Voter oui et continuer la mobilisation!

Photo Eric Roset

de: Beatriz Rosende, secrétaire centrale SSP

Le 28 novembre, nous voterons sur l’initiative « pour des soins infirmiers forts ». Une votation qui tombe à pic: les infirmières et infirmiers – et toutes et tous les autres professionnel·le·s de la santé – sont désormais considérés comme indispensables à notre survie et à notre guérison. Voter oui, c’est les encourager.

Les sondages sont clairs: c’est un oui qui sortira des urnes. La seule inconnue porte sur l’ampleur de cette acceptation.

La sympathie de la population pour les soignant-e-s ne suffit pas à expliquer cet enthousiasme. Depuis quelques mois, le personnel soignant est de plus en plus mobilisé, exaspéré de voir que rien ne change malgré les taux d’absentéisme et les départs en forte augmentation.

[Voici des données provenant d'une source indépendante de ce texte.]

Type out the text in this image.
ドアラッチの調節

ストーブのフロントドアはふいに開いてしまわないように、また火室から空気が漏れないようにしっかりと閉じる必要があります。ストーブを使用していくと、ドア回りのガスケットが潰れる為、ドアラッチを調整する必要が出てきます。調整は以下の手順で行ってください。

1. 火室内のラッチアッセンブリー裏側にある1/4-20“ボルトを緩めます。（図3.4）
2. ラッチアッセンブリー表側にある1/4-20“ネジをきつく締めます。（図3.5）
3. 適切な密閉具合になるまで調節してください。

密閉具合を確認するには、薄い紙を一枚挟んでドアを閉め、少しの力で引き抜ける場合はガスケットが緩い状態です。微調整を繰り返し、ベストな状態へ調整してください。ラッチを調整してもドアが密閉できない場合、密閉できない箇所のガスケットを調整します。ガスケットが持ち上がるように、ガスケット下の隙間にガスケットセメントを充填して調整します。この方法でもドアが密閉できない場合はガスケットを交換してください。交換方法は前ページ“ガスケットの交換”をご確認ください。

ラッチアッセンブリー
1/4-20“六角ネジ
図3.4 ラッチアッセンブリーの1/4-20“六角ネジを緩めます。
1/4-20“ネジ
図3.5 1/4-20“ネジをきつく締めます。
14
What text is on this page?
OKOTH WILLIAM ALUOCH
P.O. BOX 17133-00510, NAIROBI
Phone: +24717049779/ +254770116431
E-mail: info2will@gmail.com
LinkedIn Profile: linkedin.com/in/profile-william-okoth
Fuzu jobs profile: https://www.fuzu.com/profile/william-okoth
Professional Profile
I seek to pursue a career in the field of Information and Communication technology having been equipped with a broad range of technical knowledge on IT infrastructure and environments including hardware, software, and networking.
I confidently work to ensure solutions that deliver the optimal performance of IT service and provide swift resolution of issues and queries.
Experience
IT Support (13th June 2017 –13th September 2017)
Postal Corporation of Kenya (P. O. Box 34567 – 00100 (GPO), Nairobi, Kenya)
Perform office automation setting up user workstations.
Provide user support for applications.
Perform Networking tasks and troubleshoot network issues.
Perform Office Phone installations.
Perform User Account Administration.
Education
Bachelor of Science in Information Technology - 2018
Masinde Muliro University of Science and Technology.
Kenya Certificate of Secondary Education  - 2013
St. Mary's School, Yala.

Samedi 30 octobre, 5000 personnes ont défilé dans les rues de Berne. Dans leurs rangs, une immense majorité de femmes travaillant dans la santé, venues des quatre coins du pays. Malgré l’épuisement dans les services, malgré les collègues qui travaillaient ce jour-là, malgré une météo maussade, elles ont défilé pour dire leur colère, munies de centaines de petits cartons barrés de leurs slogans.

Quelques jours plus tôt, la colère était montée d’un cran, en particulier en Suisse romande, à la suite d’un reportage de la RTS consacré aux salaires prétendument «élevés» des infirmières. Selon la RTS, une infirmière diplômée en Suisse gagnerait 7429 francs brut par mois (89 148 francs par an).

Les nombreuses infirmières qui gagnent bien moins ont été choquées et l’ont écrit à la journaliste en charge du reportage. Très vite, celle-ci s’est excusée dans un courriel où elle se disait « navrée » du malentendu: le montant de 7429 francs représente le salaire médian de la profession – ce qui veut dire que les 50% du personnel gagnent moins, 50 % gagnent plus. Quelques jours plus tard, la RTS revenait sur le sujet pour se dédouaner. On nous expliquait que ce salaire médian, calculé par l’Office fédéral de la statistique (OFS), inclut les revenus des infirmières spécialisées et des cadres. Il est calculé pour un poste à 100%. Mais qui travaille encore à 100% dans les soins aujourd’hui? Plus grand monde: en raison des mauvaises conditions de travail, les soignant-e-s doivent réduire leur taux d’occupation pour tenir.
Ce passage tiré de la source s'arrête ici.